I never received a formal education for my work in the dental industry. I never apprenticed under any shapers. I just had a drive to learn and to improve upon little facets of what currently existed. For example, when shaping machines became available, I saw insufficiencies with the slice scanning and the interpolated data points so I developed better software. It took a long time and I had to learn to code and incorporate post-processes with existing software. I had to engineer my own version of the design software and build my own machine to be able to more accurately and precisely cut the designs.
Every board starts as an analogue hand-shape, when post processed I save it as a digital file. I’ll hand-shape the board, then do a “3D scan” of the board digitally with tens of thousands of data points and measurements to the fourth decimal point. I’ll then use that data as a reference for that particular customer to build their next board, making minute adjustments based on their feedback. I keep very detailed records for every customer and track data points with performance characteristics. All of those statistics are applied to every board that I build.
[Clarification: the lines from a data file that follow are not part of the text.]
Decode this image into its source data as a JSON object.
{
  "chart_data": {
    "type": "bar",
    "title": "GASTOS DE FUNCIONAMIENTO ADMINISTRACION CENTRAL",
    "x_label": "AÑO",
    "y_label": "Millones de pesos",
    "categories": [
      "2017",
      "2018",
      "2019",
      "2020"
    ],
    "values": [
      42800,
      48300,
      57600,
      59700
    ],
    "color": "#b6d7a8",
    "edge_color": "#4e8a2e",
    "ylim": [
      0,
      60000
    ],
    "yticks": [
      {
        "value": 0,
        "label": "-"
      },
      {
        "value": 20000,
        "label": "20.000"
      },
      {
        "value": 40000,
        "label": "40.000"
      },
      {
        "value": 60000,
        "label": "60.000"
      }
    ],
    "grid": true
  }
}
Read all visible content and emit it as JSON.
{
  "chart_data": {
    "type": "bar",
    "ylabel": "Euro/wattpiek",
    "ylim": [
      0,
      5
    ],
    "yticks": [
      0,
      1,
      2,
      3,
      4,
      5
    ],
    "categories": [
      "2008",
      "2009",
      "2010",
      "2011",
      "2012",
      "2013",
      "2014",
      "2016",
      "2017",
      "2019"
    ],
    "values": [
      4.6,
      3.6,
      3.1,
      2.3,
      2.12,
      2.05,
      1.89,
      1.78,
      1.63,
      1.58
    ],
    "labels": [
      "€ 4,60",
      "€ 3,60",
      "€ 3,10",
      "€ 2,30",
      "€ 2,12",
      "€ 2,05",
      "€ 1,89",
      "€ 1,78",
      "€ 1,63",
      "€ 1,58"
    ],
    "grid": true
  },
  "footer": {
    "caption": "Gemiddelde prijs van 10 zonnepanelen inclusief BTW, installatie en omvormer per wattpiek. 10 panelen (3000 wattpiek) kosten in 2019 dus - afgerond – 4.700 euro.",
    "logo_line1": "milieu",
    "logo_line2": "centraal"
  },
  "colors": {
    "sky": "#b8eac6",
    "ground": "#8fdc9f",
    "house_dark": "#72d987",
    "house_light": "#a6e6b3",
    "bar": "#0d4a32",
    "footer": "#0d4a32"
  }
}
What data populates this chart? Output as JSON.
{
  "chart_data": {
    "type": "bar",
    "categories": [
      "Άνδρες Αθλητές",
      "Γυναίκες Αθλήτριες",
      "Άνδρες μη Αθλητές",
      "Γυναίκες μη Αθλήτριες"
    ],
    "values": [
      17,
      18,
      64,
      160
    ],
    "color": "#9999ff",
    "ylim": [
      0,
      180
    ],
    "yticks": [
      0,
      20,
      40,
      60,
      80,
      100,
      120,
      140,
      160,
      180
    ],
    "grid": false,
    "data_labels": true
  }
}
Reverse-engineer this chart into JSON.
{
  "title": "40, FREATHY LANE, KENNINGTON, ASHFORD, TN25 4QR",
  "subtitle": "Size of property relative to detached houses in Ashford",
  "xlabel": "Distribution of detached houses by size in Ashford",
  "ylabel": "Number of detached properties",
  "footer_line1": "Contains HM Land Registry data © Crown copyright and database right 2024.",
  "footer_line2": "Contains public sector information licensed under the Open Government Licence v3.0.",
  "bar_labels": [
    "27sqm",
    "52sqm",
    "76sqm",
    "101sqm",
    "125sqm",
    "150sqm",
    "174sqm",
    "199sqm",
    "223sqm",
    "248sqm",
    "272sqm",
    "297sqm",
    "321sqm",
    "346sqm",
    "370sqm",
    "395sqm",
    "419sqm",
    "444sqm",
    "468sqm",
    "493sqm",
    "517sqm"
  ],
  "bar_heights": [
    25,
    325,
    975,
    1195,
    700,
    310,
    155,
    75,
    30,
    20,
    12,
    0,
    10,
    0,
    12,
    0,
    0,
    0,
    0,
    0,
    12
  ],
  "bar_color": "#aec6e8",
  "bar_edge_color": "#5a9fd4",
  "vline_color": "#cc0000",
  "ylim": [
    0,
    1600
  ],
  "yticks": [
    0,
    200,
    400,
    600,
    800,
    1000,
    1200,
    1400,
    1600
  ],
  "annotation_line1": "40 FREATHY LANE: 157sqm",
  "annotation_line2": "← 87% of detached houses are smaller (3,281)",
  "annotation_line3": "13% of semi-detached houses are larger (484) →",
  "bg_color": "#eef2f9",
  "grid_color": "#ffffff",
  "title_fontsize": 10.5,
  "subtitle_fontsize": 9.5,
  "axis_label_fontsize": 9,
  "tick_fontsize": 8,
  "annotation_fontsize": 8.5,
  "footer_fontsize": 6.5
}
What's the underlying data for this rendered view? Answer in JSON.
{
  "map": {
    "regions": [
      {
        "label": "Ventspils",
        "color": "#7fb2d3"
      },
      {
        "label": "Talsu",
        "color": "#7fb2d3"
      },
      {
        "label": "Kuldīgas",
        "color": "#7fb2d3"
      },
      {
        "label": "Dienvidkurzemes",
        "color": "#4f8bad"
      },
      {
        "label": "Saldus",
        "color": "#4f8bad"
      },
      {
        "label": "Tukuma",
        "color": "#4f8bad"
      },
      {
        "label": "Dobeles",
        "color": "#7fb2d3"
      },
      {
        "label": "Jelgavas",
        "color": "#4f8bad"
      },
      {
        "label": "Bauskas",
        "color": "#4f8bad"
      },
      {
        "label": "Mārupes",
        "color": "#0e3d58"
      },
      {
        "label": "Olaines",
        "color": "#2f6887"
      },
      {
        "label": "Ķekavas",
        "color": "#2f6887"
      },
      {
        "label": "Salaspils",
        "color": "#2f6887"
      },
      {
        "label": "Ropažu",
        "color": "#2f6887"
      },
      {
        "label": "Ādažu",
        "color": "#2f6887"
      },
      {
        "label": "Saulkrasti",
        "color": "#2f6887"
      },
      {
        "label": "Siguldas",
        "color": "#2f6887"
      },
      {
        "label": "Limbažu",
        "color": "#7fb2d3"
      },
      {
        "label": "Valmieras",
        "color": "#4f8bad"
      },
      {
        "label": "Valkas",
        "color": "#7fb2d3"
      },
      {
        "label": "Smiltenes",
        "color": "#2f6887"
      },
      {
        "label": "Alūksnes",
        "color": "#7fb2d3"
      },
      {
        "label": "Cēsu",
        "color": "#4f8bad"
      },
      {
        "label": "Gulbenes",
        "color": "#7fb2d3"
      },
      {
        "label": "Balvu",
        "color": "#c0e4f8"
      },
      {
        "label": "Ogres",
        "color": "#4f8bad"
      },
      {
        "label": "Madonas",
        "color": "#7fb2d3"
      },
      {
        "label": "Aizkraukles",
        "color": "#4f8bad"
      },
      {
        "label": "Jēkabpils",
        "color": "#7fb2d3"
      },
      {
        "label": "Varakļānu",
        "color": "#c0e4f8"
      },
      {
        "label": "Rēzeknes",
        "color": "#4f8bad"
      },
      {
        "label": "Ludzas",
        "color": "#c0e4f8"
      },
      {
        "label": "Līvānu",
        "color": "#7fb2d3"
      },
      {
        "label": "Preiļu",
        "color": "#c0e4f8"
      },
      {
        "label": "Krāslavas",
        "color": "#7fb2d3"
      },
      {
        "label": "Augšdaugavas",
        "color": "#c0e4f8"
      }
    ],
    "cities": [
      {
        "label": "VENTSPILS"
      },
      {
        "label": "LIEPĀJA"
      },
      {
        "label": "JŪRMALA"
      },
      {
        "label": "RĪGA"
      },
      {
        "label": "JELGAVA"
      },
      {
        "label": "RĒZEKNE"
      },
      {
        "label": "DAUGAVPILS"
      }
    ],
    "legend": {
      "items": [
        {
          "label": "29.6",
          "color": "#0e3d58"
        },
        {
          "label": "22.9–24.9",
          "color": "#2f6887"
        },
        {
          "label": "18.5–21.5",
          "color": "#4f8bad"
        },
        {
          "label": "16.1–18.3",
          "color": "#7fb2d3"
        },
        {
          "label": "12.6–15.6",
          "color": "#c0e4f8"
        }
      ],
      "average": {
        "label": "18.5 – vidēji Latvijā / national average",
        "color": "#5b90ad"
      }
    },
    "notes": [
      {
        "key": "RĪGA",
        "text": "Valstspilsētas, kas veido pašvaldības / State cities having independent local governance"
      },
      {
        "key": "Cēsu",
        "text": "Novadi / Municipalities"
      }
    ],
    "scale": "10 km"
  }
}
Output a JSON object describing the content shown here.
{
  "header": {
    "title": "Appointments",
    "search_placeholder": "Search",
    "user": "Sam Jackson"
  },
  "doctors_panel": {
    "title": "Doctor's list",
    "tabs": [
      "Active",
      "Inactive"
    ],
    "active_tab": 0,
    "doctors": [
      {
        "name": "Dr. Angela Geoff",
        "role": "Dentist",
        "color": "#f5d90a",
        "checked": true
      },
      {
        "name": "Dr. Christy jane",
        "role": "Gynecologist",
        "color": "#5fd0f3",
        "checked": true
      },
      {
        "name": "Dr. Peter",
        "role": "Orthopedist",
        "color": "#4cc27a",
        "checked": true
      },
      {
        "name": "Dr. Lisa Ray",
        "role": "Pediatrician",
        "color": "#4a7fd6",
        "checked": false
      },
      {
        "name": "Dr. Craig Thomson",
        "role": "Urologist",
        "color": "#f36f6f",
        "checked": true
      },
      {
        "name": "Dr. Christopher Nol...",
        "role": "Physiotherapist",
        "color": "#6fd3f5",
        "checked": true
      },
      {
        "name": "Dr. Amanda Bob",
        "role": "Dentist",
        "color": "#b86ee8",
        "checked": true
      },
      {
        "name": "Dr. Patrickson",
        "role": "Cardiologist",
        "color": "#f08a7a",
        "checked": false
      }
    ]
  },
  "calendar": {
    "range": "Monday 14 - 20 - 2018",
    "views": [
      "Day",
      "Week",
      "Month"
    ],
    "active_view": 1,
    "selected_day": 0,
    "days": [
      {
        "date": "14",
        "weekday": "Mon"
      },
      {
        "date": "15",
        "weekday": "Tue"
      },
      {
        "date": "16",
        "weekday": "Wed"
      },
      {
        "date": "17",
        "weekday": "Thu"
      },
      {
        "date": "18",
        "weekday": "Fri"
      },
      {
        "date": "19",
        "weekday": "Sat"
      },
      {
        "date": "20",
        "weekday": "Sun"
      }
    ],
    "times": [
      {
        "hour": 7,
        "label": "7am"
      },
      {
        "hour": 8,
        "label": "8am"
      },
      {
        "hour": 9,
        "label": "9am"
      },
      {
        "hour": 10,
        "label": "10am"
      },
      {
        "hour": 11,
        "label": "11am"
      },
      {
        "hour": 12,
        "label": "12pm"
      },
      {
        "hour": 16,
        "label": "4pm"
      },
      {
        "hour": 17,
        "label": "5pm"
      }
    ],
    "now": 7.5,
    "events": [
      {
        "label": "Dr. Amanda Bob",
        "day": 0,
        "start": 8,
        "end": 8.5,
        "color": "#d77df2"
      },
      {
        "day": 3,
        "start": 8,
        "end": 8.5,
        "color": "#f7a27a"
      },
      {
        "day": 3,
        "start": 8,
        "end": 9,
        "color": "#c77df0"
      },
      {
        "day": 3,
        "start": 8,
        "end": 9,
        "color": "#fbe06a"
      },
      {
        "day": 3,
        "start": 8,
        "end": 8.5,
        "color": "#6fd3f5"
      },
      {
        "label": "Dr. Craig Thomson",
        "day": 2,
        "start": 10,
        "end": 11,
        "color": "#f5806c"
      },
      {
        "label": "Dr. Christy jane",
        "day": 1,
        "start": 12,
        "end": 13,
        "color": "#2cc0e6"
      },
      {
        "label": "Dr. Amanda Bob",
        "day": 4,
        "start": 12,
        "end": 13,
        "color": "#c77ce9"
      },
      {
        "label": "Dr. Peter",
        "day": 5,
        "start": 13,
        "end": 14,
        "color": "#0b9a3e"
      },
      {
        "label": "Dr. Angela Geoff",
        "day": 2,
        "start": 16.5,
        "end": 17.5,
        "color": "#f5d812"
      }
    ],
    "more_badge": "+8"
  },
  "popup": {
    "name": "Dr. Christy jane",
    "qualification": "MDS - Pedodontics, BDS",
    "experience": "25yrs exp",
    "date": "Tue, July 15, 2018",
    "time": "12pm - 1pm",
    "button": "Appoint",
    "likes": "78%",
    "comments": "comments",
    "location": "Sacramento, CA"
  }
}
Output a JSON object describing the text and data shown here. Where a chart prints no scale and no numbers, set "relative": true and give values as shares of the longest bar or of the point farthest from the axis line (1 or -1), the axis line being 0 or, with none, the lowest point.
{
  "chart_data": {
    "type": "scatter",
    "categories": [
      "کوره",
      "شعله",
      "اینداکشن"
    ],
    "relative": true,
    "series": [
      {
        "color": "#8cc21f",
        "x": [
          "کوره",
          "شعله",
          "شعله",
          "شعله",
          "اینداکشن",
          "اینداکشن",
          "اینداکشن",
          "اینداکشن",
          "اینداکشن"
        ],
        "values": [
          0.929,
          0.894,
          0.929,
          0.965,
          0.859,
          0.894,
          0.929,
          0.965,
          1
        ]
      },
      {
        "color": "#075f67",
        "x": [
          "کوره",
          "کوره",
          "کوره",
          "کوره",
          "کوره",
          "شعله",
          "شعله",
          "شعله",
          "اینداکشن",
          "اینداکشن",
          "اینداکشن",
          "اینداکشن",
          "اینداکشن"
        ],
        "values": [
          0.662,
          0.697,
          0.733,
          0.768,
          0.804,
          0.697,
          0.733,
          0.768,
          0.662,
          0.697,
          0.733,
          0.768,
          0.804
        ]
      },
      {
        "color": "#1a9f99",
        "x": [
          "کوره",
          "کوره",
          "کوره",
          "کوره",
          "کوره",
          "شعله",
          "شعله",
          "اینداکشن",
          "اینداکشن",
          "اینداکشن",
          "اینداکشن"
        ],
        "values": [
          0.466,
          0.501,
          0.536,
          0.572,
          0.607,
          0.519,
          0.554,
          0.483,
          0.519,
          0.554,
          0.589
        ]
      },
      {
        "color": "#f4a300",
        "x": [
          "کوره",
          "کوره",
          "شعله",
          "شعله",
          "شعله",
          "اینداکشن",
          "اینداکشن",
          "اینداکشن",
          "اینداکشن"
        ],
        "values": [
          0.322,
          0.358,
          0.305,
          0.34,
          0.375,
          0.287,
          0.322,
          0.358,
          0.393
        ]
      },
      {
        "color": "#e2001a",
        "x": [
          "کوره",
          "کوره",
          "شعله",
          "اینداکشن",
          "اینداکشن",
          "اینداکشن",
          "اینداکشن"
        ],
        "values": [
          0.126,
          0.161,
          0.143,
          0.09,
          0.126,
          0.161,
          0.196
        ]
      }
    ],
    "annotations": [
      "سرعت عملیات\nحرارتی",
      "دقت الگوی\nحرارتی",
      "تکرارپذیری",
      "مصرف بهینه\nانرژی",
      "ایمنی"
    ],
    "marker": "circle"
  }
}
Shaping is unique because you’re assisting someone in their journey of self expression. The shaper is simply an interface, the stylus, for helping them pursue their journey. Each board presents unique challenges, but it’s really gratifying to work to refine your own practice so that you can fulfill a client’s requirements. I like that journey. I like the struggle. The challenge is what makes it rewarding. Every single board I make is custom, because that’s the only way I can address someone’s specific needs. It doesn’t matter how good the board looks, if the board doesn’t function for the surfer, then you’ve failed as the shaper.